EE263: Introduction to Linear Dynamical Systems

Reza Nasiri Mahalati, Stanford University, Fall Quarter 2018

Instructor

Reza Nasiri Mahalati

  • Office hours: TUesday 10:30AM - noon (after lecture), 120-414

Lectures

09/25/2018 - 12/7/2018

  • Tuesdays and Thursdays, 9:00AM - 10:20AM in NVIDIA Auditorium

  • No lecture on 11/20 or 11/22 for Thanksgiving

Review sessions

  • Weekly review sessions will be held on Fridays (starting 10/5)

  • 12:30 - 1:20PM, Thornton 102

  • These sessions will be videotaped by SCPD and uploaded on their website the following week. Notes from the review sessions will be posted under the notes tab of the website.

Links

Please join the following

  • Piazza for class announcements and discussions.

  • Gradescope for homework submission.

Exams

  • The midterm exam will be a 12hr take-home. Students can choose the date and time they like to start the exam from the five options below. Submissions are due on gradescope 12hrs after your start.

    • 11/2: 5:00PM

    • 11/3: 9:00AM or 5:00PM

    • 11/4: 9:00AM or 5:00PM

  • IMPORTANT: The midterm exam distribution will be online over email. All of the students are required to go to this link, and sign up for one of the 5 exam times by 10/31 at noon.

  • The final exam will be a 15hr take-home. Students can choose the date and time they like to start the exam from the five options below. Submissions are due on gradescope 15hrs after you start.

    • 12/7: 5:00PM

    • 12/8: 9:00AM or 5:00PM

    • 12/9: 9:00AM or 5:00PM

  • IMPORTANT: The final exam distribution will be online over email. All of the students are required to go to this link, and sign up for one of the 5 exam times by 12/5 at noon.

Course description

Applied linear algebra and linear dynamical systems with applications to circuits, signal processing, communications, and control systems. Topics: least-squares approximations of over-determined equations, and least-norm solutions of underdetermined equations. Symmetric matrices, matrix norm, and singular-value decomposition. Eigenvalues, left and right eigenvectors, with dynamical interpretation. Matrix exponential, stability, and asymptotic behavior. Multi-input/multi-output systems, impulse and step matrices; convolution and transfer-matrix descriptions. Control, reachability, and state transfer; observability and least-squares state estimation.

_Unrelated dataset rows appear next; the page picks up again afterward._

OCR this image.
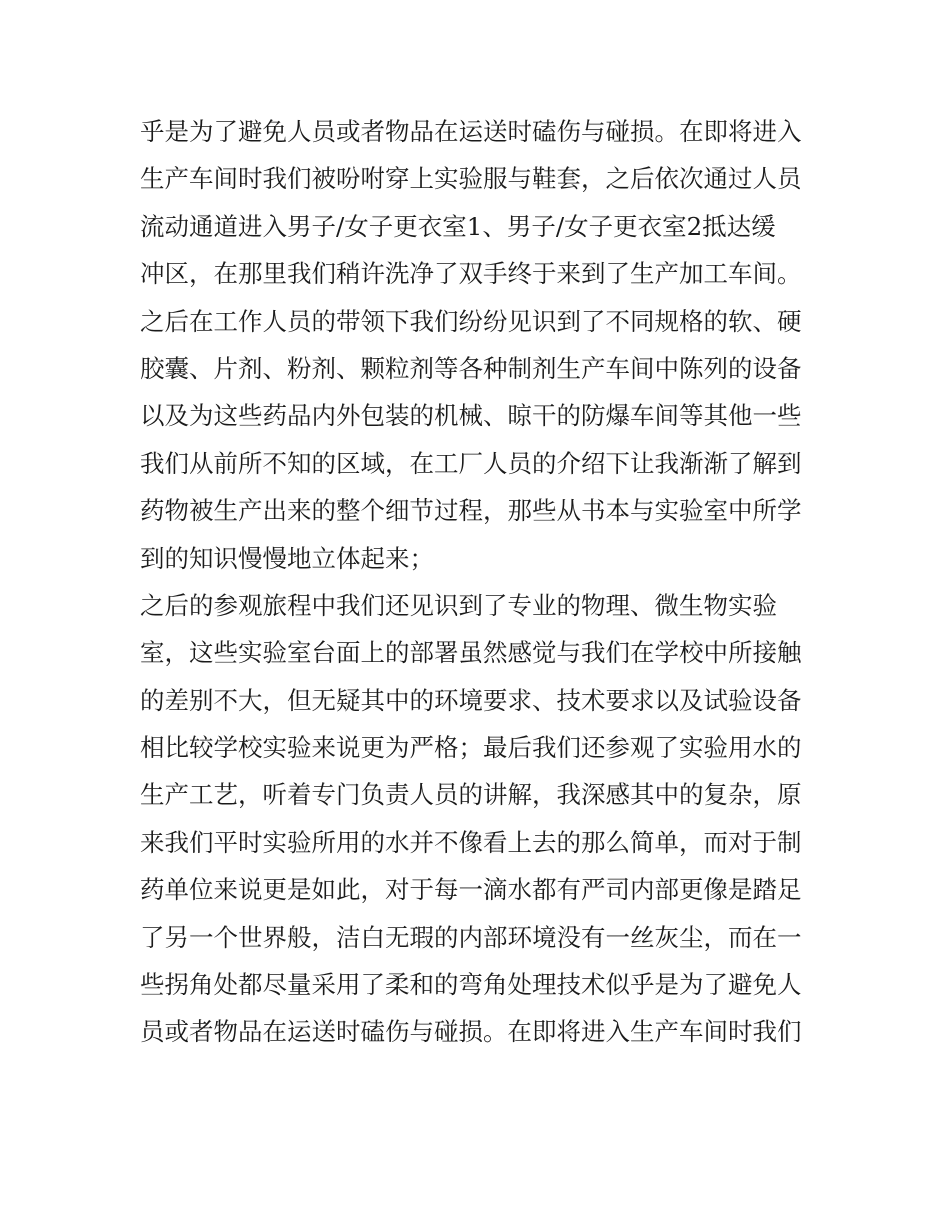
乎是为了避免人员或者物品在运送时磕伤与碰损。在即将进入
生产车间时我们被吩咐穿上实验服与鞋套，之后依次通过人员
流动通道进入男子/女子更衣室1、男子/女子更衣室2抵达缓
冲区，在那里我们稍许洗净了双手终于来到了生产加工车间。
之后在工作人员的带领下我们纷纷见识到了不同规格的软、硬
胶囊、片剂、粉剂、颗粒剂等各种制剂生产车间中陈列的设备
以及为这些药品内外包装的机械、晾干的防爆车间等其他一些
我们从前所不知的区域，在工厂人员的介绍下让我渐渐了解到
药物被生产出来的整个细节过程，那些从书本与实验室中所学
到的知识慢慢地立体起来；
之后的参观旅程中我们还见识到了专业的物理、微生物实验
室，这些实验室台面上的部署虽然感觉与我们在学校中所接触
的差别不大，但无疑其中的环境要求、技术要求以及试验设备
相比较学校实验来说更为严格；最后我们还参观了实验用水的
生产工艺，听着专门负责人员的讲解，我深感其中的复杂，原
来我们平时实验所用的水并不像看上去的那么简单，而对于制
药单位来说更是如此，对于每一滴水都有严司内部更像是踏足
了另一个世界般，洁白无瑕的内部环境没有一丝灰尘，而在一
些拐角处都尽量采用了柔和的弯角处理技术似乎是为了避免人
员或者物品在运送时磕伤与碰损。在即将进入生产车间时我们
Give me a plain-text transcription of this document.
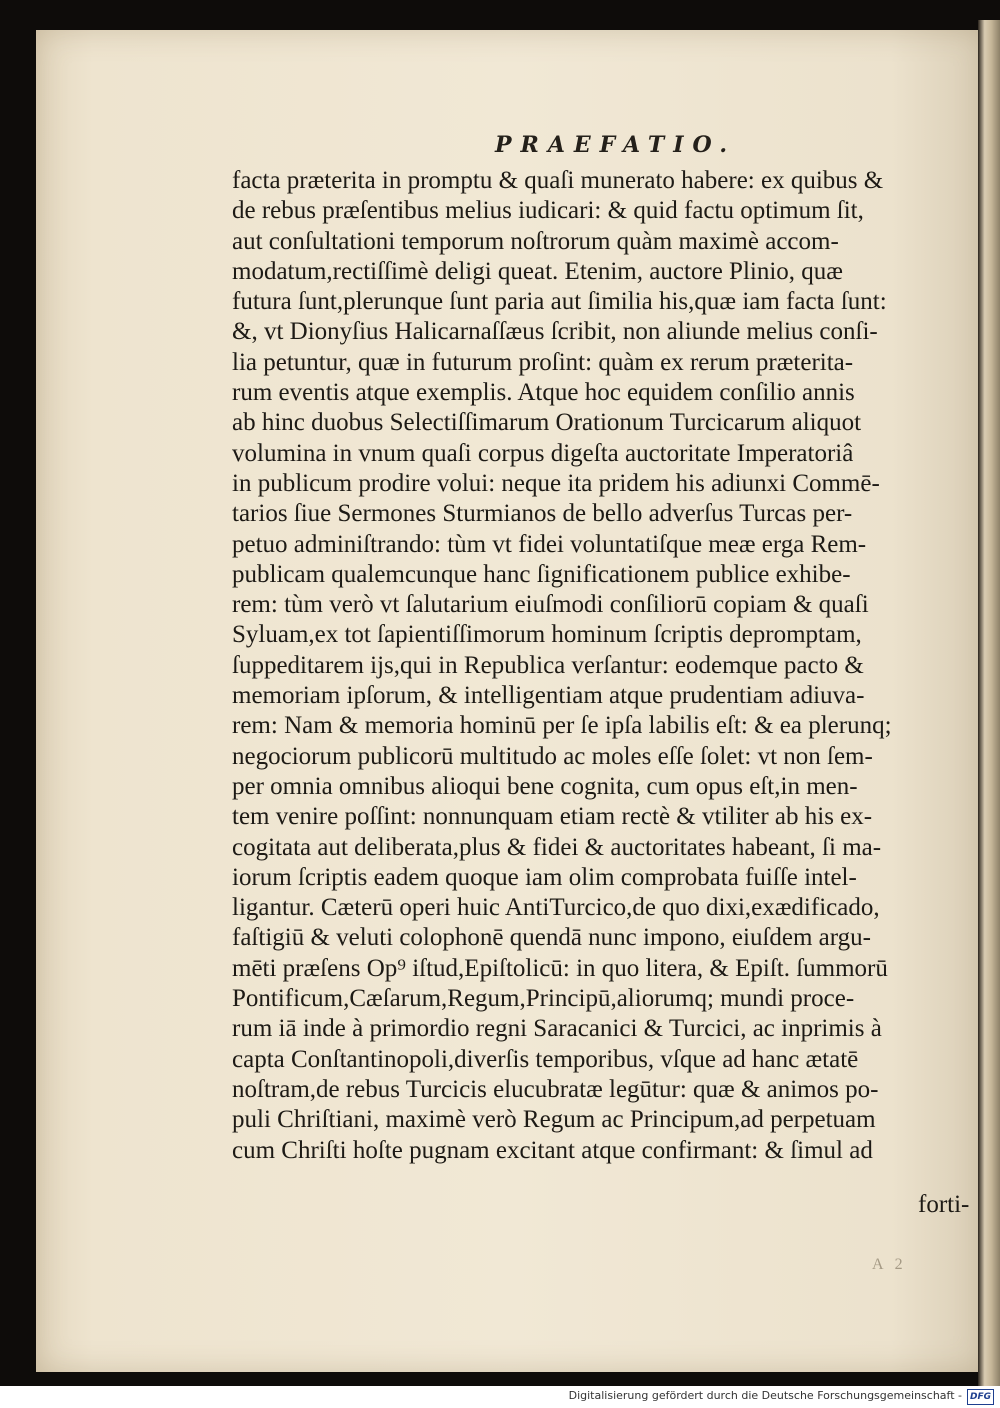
PRAEFATIO.
facta præterita in promptu & quaſi munerato habere: ex quibus &
de rebus præſentibus melius iudicari: & quid factu optimum ſit,
aut conſultationi temporum noſtrorum quàm maximè accom-
modatum,rectiſſimè deligi queat. Etenim, auctore Plinio, quæ
futura ſunt,plerunque ſunt paria aut ſimilia his,quæ iam facta ſunt:
&, vt Dionyſius Halicarnaſſæus ſcribit, non aliunde melius conſi-
lia petuntur, quæ in futurum proſint: quàm ex rerum præterita-
rum eventis atque exemplis. Atque hoc equidem conſilio annis
ab hinc duobus Selectiſſimarum Orationum Turcicarum aliquot
volumina in vnum quaſi corpus digeſta auctoritate Imperatoriâ
in publicum prodire volui: neque ita pridem his adiunxi Commē-
tarios ſiue Sermones Sturmianos de bello adverſus Turcas per-
petuo adminiſtrando: tùm vt fidei voluntatiſque meæ erga Rem-
publicam qualemcunque hanc ſignificationem publice exhibe-
rem: tùm verò vt ſalutarium eiuſmodi conſiliorū copiam & quaſi
Syluam,ex tot ſapientiſſimorum hominum ſcriptis depromptam,
ſuppeditarem ijs,qui in Republica verſantur: eodemque pacto &
memoriam ipſorum, & intelligentiam atque prudentiam adiuva-
rem: Nam & memoria hominū per ſe ipſa labilis eſt: & ea plerunq;
negociorum publicorū multitudo ac moles eſſe ſolet: vt non ſem-
per omnia omnibus alioqui bene cognita, cum opus eſt,in men-
tem venire poſſint: nonnunquam etiam rectè & vtiliter ab his ex-
cogitata aut deliberata,plus & fidei & auctoritates habeant, ſi ma-
iorum ſcriptis eadem quoque iam olim comprobata fuiſſe intel-
ligantur. Cæterū operi huic AntiTurcico,de quo dixi,exædificado,
faſtigiū & veluti colophonē quendā nunc impono, eiuſdem argu-
mēti præſens Op⁹ iſtud,Epiſtolicū: in quo litera, & Epiſt. ſummorū
Pontificum,Cæſarum,Regum,Principū,aliorumq; mundi proce-
rum iā inde à primordio regni Saracanici & Turcici, ac inprimis à
capta Conſtantinopoli,diverſis temporibus, vſque ad hanc ætatē
noſtram,de rebus Turcicis elucubratæ legūtur: quæ & animos po-
puli Chriſtiani, maximè verò Regum ac Principum,ad perpetuam
cum Chriſti hoſte pugnam excitant atque confirmant: & ſimul ad
forti-
A 2
Digitalisierung gefördert durch die Deutsche Forschungsgemeinschaft - DFG
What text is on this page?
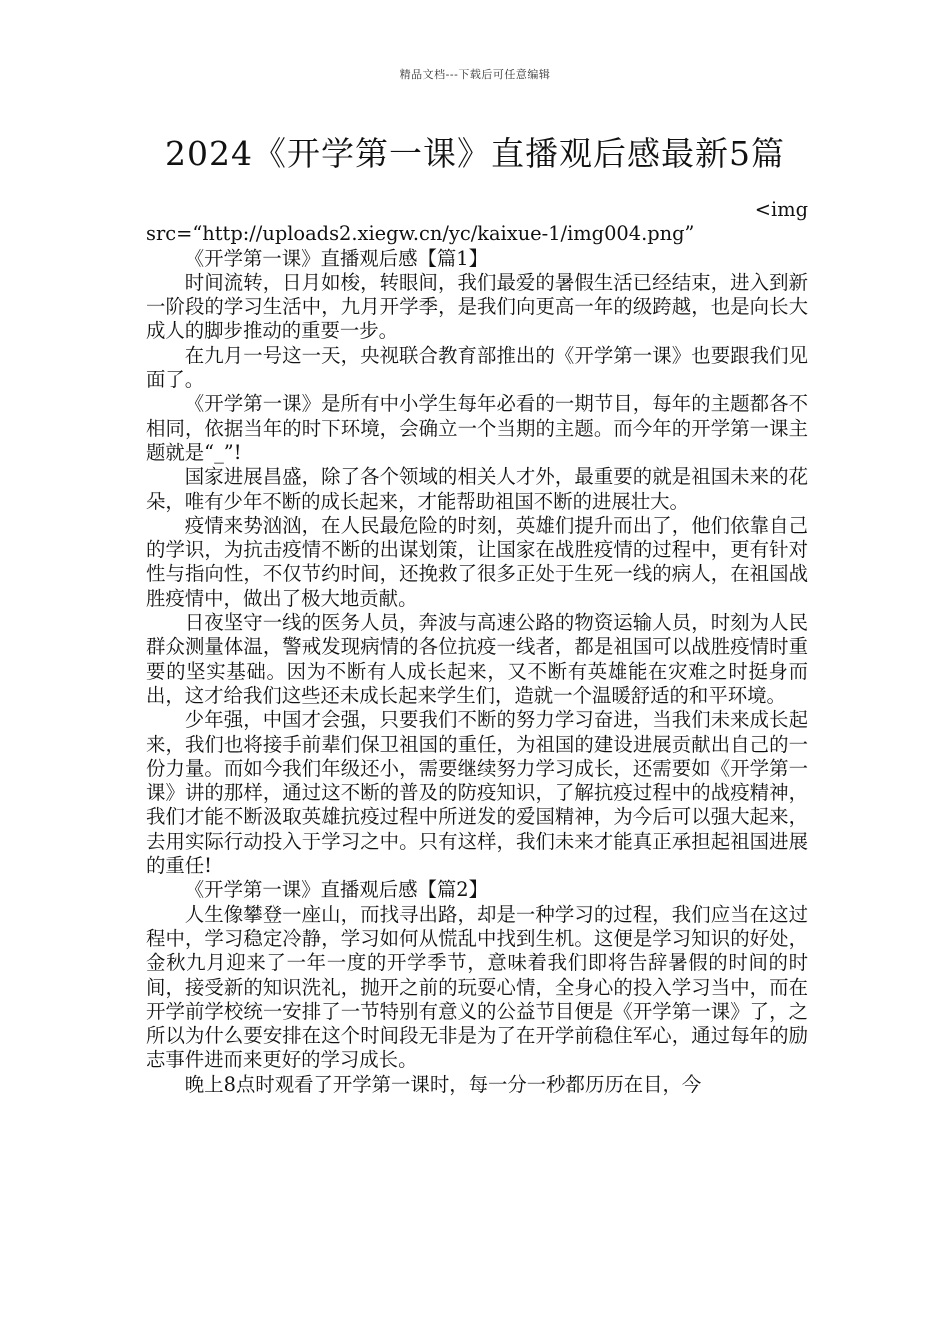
精品文档---下载后可任意编辑
2024《开学第一课》直播观后感最新5篇

<img

src=“http://uploads2.xiegw.cn/yc/kaixue-1/img004.png”

《开学第一课》直播观后感【篇1】

时间流转，日月如梭，转眼间，我们最爱的暑假生活已经结束，进入到新一阶段的学习生活中，九月开学季，是我们向更高一年的级跨越，也是向长大成人的脚步推动的重要一步。

在九月一号这一天，央视联合教育部推出的《开学第一课》也要跟我们见面了。

《开学第一课》是所有中小学生每年必看的一期节目，每年的主题都各不相同，依据当年的时下环境，会确立一个当期的主题。而今年的开学第一课主题就是“_”!

国家进展昌盛，除了各个领域的相关人才外，最重要的就是祖国未来的花朵，唯有少年不断的成长起来，才能帮助祖国不断的进展壮大。

疫情来势汹汹，在人民最危险的时刻，英雄们提升而出了，他们依靠自己的学识，为抗击疫情不断的出谋划策，让国家在战胜疫情的过程中，更有针对性与指向性，不仅节约时间，还挽救了很多正处于生死一线的病人，在祖国战胜疫情中，做出了极大地贡献。

日夜坚守一线的医务人员，奔波与高速公路的物资运输人员，时刻为人民群众测量体温，警戒发现病情的各位抗疫一线者，都是祖国可以战胜疫情时重要的坚实基础。因为不断有人成长起来，又不断有英雄能在灾难之时挺身而出，这才给我们这些还未成长起来学生们，造就一个温暖舒适的和平环境。

少年强，中国才会强，只要我们不断的努力学习奋进，当我们未来成长起来，我们也将接手前辈们保卫祖国的重任，为祖国的建设进展贡献出自己的一份力量。而如今我们年级还小，需要继续努力学习成长，还需要如《开学第一课》讲的那样，通过这不断的普及的防疫知识，了解抗疫过程中的战疫精神，我们才能不断汲取英雄抗疫过程中所迸发的爱国精神，为今后可以强大起来，去用实际行动投入于学习之中。只有这样，我们未来才能真正承担起祖国进展的重任!

《开学第一课》直播观后感【篇2】

人生像攀登一座山，而找寻出路，却是一种学习的过程，我们应当在这过程中，学习稳定冷静，学习如何从慌乱中找到生机。这便是学习知识的好处，金秋九月迎来了一年一度的开学季节，意味着我们即将告辞暑假的时间的时间，接受新的知识洗礼，抛开之前的玩耍心情，全身心的投入学习当中，而在开学前学校统一安排了一节特别有意义的公益节目便是《开学第一课》了，之所以为什么要安排在这个时间段无非是为了在开学前稳住军心，通过每年的励志事件进而来更好的学习成长。

晚上8点时观看了开学第一课时，每一分一秒都历历在目，今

Prerequisites: linear algebra and matrices as in MATH104; differential equations and Laplace transforms as in EE102A.

Textbooks

There are no required or optional textbooks. Complete notes will be available online. See the section on reading for details.

Students with Documented Disabilities

Ensuring that students with disabilities have full access in all instructional settings is one of our highest priorities. Students who may need an academic accommodation based on the impact of a disability must initiate the request with the Office of Accessible Education (OAE). Professional staff will evaluate the request with required documentation, recommend reasonable accommodations, and prepare an Accommodation Letter for faculty. Unless the student has a temporary disability, Accommodation letters are issued for the entire academic year. Students should contact the OAE as soon as possible since timely notice is needed to coordinate accommodations. The OAE is located at 563 Salvatierra Walk (phone: 723-1066).

Archive

This course was originally developed and taught by Professor Stephen Boyd, and the complete set of materials consisting of lecture videos, slides, support notes and homework is still available in the archive.